Abstract: The talk presents open problems in the study of machine unlearning. The need for machine unlearning, i.e., obtaining a model one would get without training on a subset of data, arises from privacy legislation and as a potential solution to data poisoning or copyright claims. The first part of the talk discusses approaches that provide exact unlearning; these approaches output the same distribution of models as would have been obtained by training without the subset of data to be unlearned in the first place. While such approaches can be computationally expensive, we discuss why it is difficult to relax the guarantee they provide to pave the way for more efficient approaches. The second part of the talk asks if we can verify unlearning. Here we show how an entity can claim plausible deniability when challenged about an unlearning request that was claimed to be processed, and conclude that at the level of model weights, being unlearnt is not always a well-defined property. Instead, unlearning is an algorithmic property. 

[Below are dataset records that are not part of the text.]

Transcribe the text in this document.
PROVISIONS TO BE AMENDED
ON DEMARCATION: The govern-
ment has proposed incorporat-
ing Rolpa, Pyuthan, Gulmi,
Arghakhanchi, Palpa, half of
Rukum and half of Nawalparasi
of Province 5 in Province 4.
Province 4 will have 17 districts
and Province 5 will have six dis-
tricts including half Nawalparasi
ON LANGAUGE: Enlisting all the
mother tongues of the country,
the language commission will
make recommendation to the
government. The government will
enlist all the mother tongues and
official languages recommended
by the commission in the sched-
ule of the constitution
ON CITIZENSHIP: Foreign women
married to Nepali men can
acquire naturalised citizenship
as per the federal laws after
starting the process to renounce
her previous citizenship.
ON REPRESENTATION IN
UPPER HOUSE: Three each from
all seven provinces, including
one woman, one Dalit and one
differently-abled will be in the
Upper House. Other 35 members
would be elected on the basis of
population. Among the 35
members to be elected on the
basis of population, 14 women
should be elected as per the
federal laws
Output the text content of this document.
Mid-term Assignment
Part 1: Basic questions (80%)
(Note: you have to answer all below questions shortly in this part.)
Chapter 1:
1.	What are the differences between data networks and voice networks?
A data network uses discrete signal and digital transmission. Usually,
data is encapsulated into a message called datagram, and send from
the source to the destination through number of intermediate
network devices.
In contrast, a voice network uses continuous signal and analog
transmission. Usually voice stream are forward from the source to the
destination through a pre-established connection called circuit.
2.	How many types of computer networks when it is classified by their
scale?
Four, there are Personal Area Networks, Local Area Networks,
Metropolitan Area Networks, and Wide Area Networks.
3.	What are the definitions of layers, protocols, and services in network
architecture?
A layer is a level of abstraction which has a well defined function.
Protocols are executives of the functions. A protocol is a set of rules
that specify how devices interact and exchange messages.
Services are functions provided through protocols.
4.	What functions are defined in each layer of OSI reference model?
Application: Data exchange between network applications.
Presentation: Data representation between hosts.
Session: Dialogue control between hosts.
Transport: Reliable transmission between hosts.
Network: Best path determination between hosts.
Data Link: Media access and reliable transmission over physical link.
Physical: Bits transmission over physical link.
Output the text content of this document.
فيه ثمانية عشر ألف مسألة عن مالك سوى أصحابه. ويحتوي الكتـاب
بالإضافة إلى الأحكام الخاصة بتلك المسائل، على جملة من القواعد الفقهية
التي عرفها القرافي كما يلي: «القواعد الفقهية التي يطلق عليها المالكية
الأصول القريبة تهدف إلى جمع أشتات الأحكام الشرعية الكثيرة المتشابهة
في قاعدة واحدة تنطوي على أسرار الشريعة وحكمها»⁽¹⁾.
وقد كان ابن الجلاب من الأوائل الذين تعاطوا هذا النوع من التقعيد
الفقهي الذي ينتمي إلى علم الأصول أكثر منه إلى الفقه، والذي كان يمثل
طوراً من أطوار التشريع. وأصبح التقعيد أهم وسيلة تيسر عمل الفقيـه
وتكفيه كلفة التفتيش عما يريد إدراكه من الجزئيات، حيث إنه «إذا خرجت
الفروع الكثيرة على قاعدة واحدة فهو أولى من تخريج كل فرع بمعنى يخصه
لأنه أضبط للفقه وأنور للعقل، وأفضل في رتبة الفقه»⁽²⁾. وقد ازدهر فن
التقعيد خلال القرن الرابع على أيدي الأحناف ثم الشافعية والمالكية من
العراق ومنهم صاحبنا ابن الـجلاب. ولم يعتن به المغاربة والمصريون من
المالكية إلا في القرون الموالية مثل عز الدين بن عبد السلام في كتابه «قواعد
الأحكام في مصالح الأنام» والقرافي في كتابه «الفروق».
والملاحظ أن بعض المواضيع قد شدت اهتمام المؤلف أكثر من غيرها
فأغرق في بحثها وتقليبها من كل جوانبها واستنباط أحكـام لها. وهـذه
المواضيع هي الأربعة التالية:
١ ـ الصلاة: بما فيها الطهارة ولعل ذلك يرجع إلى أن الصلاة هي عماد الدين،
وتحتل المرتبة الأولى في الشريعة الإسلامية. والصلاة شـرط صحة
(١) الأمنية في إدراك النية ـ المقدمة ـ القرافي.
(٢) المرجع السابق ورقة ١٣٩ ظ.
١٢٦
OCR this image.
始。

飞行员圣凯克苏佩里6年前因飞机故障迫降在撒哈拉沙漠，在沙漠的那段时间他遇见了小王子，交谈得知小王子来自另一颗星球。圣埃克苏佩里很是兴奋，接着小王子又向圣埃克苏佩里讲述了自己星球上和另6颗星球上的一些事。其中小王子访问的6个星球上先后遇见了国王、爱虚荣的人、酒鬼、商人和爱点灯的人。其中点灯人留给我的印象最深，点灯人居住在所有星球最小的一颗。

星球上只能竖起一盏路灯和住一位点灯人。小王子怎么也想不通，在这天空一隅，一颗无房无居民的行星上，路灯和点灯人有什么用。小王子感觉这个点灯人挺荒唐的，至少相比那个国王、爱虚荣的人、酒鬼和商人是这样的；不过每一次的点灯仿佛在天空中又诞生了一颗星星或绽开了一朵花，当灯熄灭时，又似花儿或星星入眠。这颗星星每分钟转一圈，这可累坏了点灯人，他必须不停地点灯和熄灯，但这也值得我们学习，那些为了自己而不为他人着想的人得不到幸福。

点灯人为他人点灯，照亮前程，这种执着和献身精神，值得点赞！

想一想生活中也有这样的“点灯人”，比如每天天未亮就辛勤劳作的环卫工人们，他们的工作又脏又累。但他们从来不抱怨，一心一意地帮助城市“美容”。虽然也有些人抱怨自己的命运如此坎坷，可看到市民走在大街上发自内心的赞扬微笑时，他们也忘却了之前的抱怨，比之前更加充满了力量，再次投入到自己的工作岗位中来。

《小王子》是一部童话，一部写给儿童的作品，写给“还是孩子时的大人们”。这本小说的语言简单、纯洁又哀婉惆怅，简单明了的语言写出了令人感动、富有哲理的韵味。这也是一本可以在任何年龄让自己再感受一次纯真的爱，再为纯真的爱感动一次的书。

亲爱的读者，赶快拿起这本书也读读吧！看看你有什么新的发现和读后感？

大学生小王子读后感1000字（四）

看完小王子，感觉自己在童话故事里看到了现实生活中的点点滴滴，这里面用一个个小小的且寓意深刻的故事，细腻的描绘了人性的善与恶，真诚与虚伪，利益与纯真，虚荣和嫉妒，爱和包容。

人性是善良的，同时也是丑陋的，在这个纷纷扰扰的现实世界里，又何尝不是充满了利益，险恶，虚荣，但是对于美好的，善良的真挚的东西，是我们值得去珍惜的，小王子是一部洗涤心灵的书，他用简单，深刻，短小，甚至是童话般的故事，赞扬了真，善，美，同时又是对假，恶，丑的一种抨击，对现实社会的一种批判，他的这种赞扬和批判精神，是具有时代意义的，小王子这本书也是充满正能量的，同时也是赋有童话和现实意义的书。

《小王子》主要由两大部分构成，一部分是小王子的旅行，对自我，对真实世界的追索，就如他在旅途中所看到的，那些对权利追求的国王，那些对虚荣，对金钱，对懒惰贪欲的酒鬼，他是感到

headshot of nicolas papernot

Nicolas Papernot is an Assistant Professor of Computer Engineering and Computer Science at the University of Toronto. He also holds a Canada CIFAR AI Chair at the Vector Institute, and is a faculty affiliate at the Schwartz Reisman Institute. His research interests span the security and privacy of machine learning. Some of his group’s recent projects include generative model collapse, cryptographic auditing of ML, private learning, proof-of-learning, and machine unlearning. Nicolas is an Alfred P. Sloan Research Fellow in Computer Science and a Member of the Royal Society of Canada’s College of New Scholars. His work on differentially private machine learning was awarded an outstanding paper at ICLR 2022 and a best paper at ICLR 2017. He co-created the IEEE Conference on Secure and Trustworthy Machine Learning (SaTML) and is co-chairing its first two editions in 2023 and 2024. He previously served as an associate chair of the IEEE Symposium on Security and Privacy (Oakland), and an area chair of NeurIPS. Nicolas earned his Ph.D. at the Pennsylvania State University, working with Prof. Patrick McDaniel and supported by a Google PhD Fellowship. Upon graduating, he spent a year at Google Brain where he still spends some of his time.